In seiner Schrift „Die Gefallsüchtigen“ spricht der ZDF-Reporter Wolfgang Herles von einem unsichtbaren „Deal“ zwischen Herrschenden und Beherrschten: Politiker werden dafür honoriert, dass sie Tabu-Themen, die das bequeme Weltbild der herrschenden Lehre schlichtweg zerstören würden, erkennen und umschiffen (>> Interview Herles bei KenFM). Herles bezeichnet diese trügerische Form der Stabilität als „chronische Ignoranz“, innerhalb welcher die meisten Menschen systematisch belogen werden wollen. Der konsumorientierte Bürger wolle eigentlich mit Politik „in Ruhe gelassen werden“ und Verantwortung abgeben. Aufklärer haben in einem solchen gesellschaftlichen Milieu naturgemäß keinen leichten Stand. Herles:

„Politische Journalisten stören den Seelenfrieden. Vor allem den all jener Personen, deren Zurechtkommen mit der Wirklichkeit ausschließlich auf Selbstbetrug und Selbsttäuschung beruht.“

Dass auch von Einrichtungen führender demokratischer Staaten aktiv in Richtung Betrug und Täuschung der Bevölkerung hingearbeitet wird, wurde von CIA-Direktor William Casey offen zugegeben:

„Wir werden wissen, dass unser Desinformationsprogramm wirksam ist, wenn alles, was die Öffentlichkeit glaubt, falsch ist.“ (William Casey, 1981)

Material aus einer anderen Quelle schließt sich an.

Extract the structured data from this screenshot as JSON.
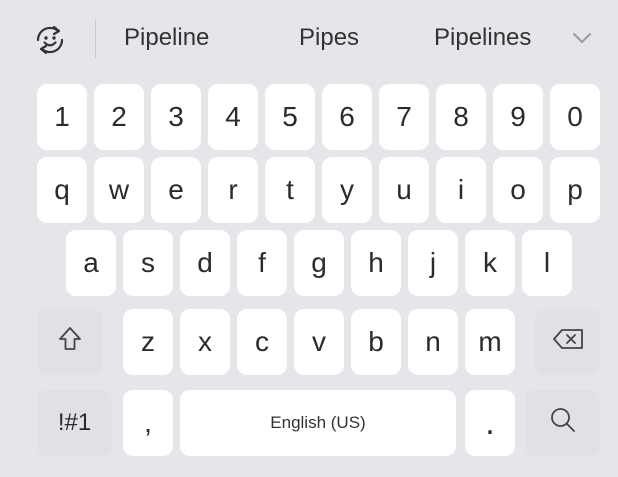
{
  "suggestion_bar": {
    "emoji_icon": "emoji-icon",
    "suggestions": [
      "Pipeline",
      "Pipes",
      "Pipelines"
    ],
    "collapse_icon": "chevron-down-icon"
  },
  "keyboard": {
    "number_row": [
      "1",
      "2",
      "3",
      "4",
      "5",
      "6",
      "7",
      "8",
      "9",
      "0"
    ],
    "row1": [
      "q",
      "w",
      "e",
      "r",
      "t",
      "y",
      "u",
      "i",
      "o",
      "p"
    ],
    "row2": [
      "a",
      "s",
      "d",
      "f",
      "g",
      "h",
      "j",
      "k",
      "l"
    ],
    "row3": [
      "z",
      "x",
      "c",
      "v",
      "b",
      "n",
      "m"
    ],
    "shift_icon": "shift-icon",
    "backspace_icon": "backspace-icon",
    "symbols_label": "!#1",
    "comma_label": ",",
    "space_label": "English (US)",
    "period_label": ".",
    "search_icon": "search-icon"
  }
}
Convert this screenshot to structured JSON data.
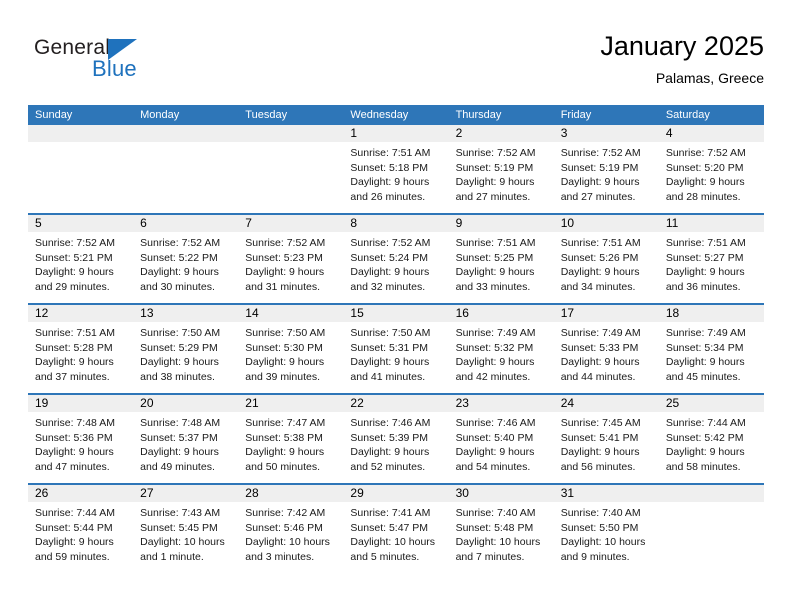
{
  "brand": {
    "name_top": "General",
    "name_bottom": "Blue",
    "accent_color": "#1f72bd"
  },
  "header": {
    "title": "January 2025",
    "subtitle": "Palamas, Greece"
  },
  "calendar": {
    "header_color": "#2e76b8",
    "day_band_color": "#efefef",
    "weekdays": [
      "Sunday",
      "Monday",
      "Tuesday",
      "Wednesday",
      "Thursday",
      "Friday",
      "Saturday"
    ],
    "weeks": [
      [
        {
          "day": "",
          "lines": []
        },
        {
          "day": "",
          "lines": []
        },
        {
          "day": "",
          "lines": []
        },
        {
          "day": "1",
          "lines": [
            "Sunrise: 7:51 AM",
            "Sunset: 5:18 PM",
            "Daylight: 9 hours",
            "and 26 minutes."
          ]
        },
        {
          "day": "2",
          "lines": [
            "Sunrise: 7:52 AM",
            "Sunset: 5:19 PM",
            "Daylight: 9 hours",
            "and 27 minutes."
          ]
        },
        {
          "day": "3",
          "lines": [
            "Sunrise: 7:52 AM",
            "Sunset: 5:19 PM",
            "Daylight: 9 hours",
            "and 27 minutes."
          ]
        },
        {
          "day": "4",
          "lines": [
            "Sunrise: 7:52 AM",
            "Sunset: 5:20 PM",
            "Daylight: 9 hours",
            "and 28 minutes."
          ]
        }
      ],
      [
        {
          "day": "5",
          "lines": [
            "Sunrise: 7:52 AM",
            "Sunset: 5:21 PM",
            "Daylight: 9 hours",
            "and 29 minutes."
          ]
        },
        {
          "day": "6",
          "lines": [
            "Sunrise: 7:52 AM",
            "Sunset: 5:22 PM",
            "Daylight: 9 hours",
            "and 30 minutes."
          ]
        },
        {
          "day": "7",
          "lines": [
            "Sunrise: 7:52 AM",
            "Sunset: 5:23 PM",
            "Daylight: 9 hours",
            "and 31 minutes."
          ]
        },
        {
          "day": "8",
          "lines": [
            "Sunrise: 7:52 AM",
            "Sunset: 5:24 PM",
            "Daylight: 9 hours",
            "and 32 minutes."
          ]
        },
        {
          "day": "9",
          "lines": [
            "Sunrise: 7:51 AM",
            "Sunset: 5:25 PM",
            "Daylight: 9 hours",
            "and 33 minutes."
          ]
        },
        {
          "day": "10",
          "lines": [
            "Sunrise: 7:51 AM",
            "Sunset: 5:26 PM",
            "Daylight: 9 hours",
            "and 34 minutes."
          ]
        },
        {
          "day": "11",
          "lines": [
            "Sunrise: 7:51 AM",
            "Sunset: 5:27 PM",
            "Daylight: 9 hours",
            "and 36 minutes."
          ]
        }
      ],
      [
        {
          "day": "12",
          "lines": [
            "Sunrise: 7:51 AM",
            "Sunset: 5:28 PM",
            "Daylight: 9 hours",
            "and 37 minutes."
          ]
        },
        {
          "day": "13",
          "lines": [
            "Sunrise: 7:50 AM",
            "Sunset: 5:29 PM",
            "Daylight: 9 hours",
            "and 38 minutes."
          ]
        },
        {
          "day": "14",
          "lines": [
            "Sunrise: 7:50 AM",
            "Sunset: 5:30 PM",
            "Daylight: 9 hours",
            "and 39 minutes."
          ]
        },
        {
          "day": "15",
          "lines": [
            "Sunrise: 7:50 AM",
            "Sunset: 5:31 PM",
            "Daylight: 9 hours",
            "and 41 minutes."
          ]
        },
        {
          "day": "16",
          "lines": [
            "Sunrise: 7:49 AM",
            "Sunset: 5:32 PM",
            "Daylight: 9 hours",
            "and 42 minutes."
          ]
        },
        {
          "day": "17",
          "lines": [
            "Sunrise: 7:49 AM",
            "Sunset: 5:33 PM",
            "Daylight: 9 hours",
            "and 44 minutes."
          ]
        },
        {
          "day": "18",
          "lines": [
            "Sunrise: 7:49 AM",
            "Sunset: 5:34 PM",
            "Daylight: 9 hours",
            "and 45 minutes."
          ]
        }
      ],
      [
        {
          "day": "19",
          "lines": [
            "Sunrise: 7:48 AM",
            "Sunset: 5:36 PM",
            "Daylight: 9 hours",
            "and 47 minutes."
          ]
        },
        {
          "day": "20",
          "lines": [
            "Sunrise: 7:48 AM",
            "Sunset: 5:37 PM",
            "Daylight: 9 hours",
            "and 49 minutes."
          ]
        },
        {
          "day": "21",
          "lines": [
            "Sunrise: 7:47 AM",
            "Sunset: 5:38 PM",
            "Daylight: 9 hours",
            "and 50 minutes."
          ]
        },
        {
          "day": "22",
          "lines": [
            "Sunrise: 7:46 AM",
            "Sunset: 5:39 PM",
            "Daylight: 9 hours",
            "and 52 minutes."
          ]
        },
        {
          "day": "23",
          "lines": [
            "Sunrise: 7:46 AM",
            "Sunset: 5:40 PM",
            "Daylight: 9 hours",
            "and 54 minutes."
          ]
        },
        {
          "day": "24",
          "lines": [
            "Sunrise: 7:45 AM",
            "Sunset: 5:41 PM",
            "Daylight: 9 hours",
            "and 56 minutes."
          ]
        },
        {
          "day": "25",
          "lines": [
            "Sunrise: 7:44 AM",
            "Sunset: 5:42 PM",
            "Daylight: 9 hours",
            "and 58 minutes."
          ]
        }
      ],
      [
        {
          "day": "26",
          "lines": [
            "Sunrise: 7:44 AM",
            "Sunset: 5:44 PM",
            "Daylight: 9 hours",
            "and 59 minutes."
          ]
        },
        {
          "day": "27",
          "lines": [
            "Sunrise: 7:43 AM",
            "Sunset: 5:45 PM",
            "Daylight: 10 hours",
            "and 1 minute."
          ]
        },
        {
          "day": "28",
          "lines": [
            "Sunrise: 7:42 AM",
            "Sunset: 5:46 PM",
            "Daylight: 10 hours",
            "and 3 minutes."
          ]
        },
        {
          "day": "29",
          "lines": [
            "Sunrise: 7:41 AM",
            "Sunset: 5:47 PM",
            "Daylight: 10 hours",
            "and 5 minutes."
          ]
        },
        {
          "day": "30",
          "lines": [
            "Sunrise: 7:40 AM",
            "Sunset: 5:48 PM",
            "Daylight: 10 hours",
            "and 7 minutes."
          ]
        },
        {
          "day": "31",
          "lines": [
            "Sunrise: 7:40 AM",
            "Sunset: 5:50 PM",
            "Daylight: 10 hours",
            "and 9 minutes."
          ]
        },
        {
          "day": "",
          "lines": []
        }
      ]
    ]
  }
}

Wer die Analysen von Prof. Mausfeld verfolgt, kommt nicht umhin festzustellen, dass wir diesen von Casey postulierten Zustand nun womöglich erreicht haben. Eine mittlerweile perfektionierte Medien- und Meinungsmaschinerie hilft dabei, diesen Zustand abzusichern und kritische Stimmen auszugrenzen. Gab es im Falle der Zensur von system- und globalisierungskritischen Stimmen bisher doch auch deutliche Kritik, so drohen derartige Stimmen nun mundtot gemacht zu werden. Inmitten eines  zunehmend in den Panikmodus übergehenden Pandemie-

Szenarios kann ein Hinterfragen der herrschenden Meinung schnell als unverantwortliche Gefährdung ausgelegt werden. Geht es jetzt doch um Leben und Tod (als ob das im Gang der Welt nicht auch schon bisher der Fall gewesen wäre) und um die Bekämpfung eines „unsichtbaren Feindes“, wie es der französische Präsident Macron bezeichnete.  Laut Ansage von Macron „befinden wir uns nun im Krieg“. Wer solche Aussagen unwidersprochen entgegennimmt, sollte bedenken, dass in einem Krieg bisher gültige Maßstäbe zivilgesellschaftli

chen Lebens suspendiert sind. Auch wie im Krieg mit „Deserteuren“ und „Wehrkraftzersetzern“ verfahren wird, die sich den Einsatzplänen der Herrschenden entgegenstellen, sollte aus der Geschichte bekannt sein. Im Falle von Frankreich darf sich Präsident Macron bereits freuen: Die sozialen Proteste der „Gelbwesten“, die seine Macht beinahe ins Wanken gebracht haben, werden nun durch rigorose Notstandsverordnungen von den Straßen verbannt. Der Einzelne muss sich in seine Wohnung zurückziehen und dort den Anweisungen der Regierung harren.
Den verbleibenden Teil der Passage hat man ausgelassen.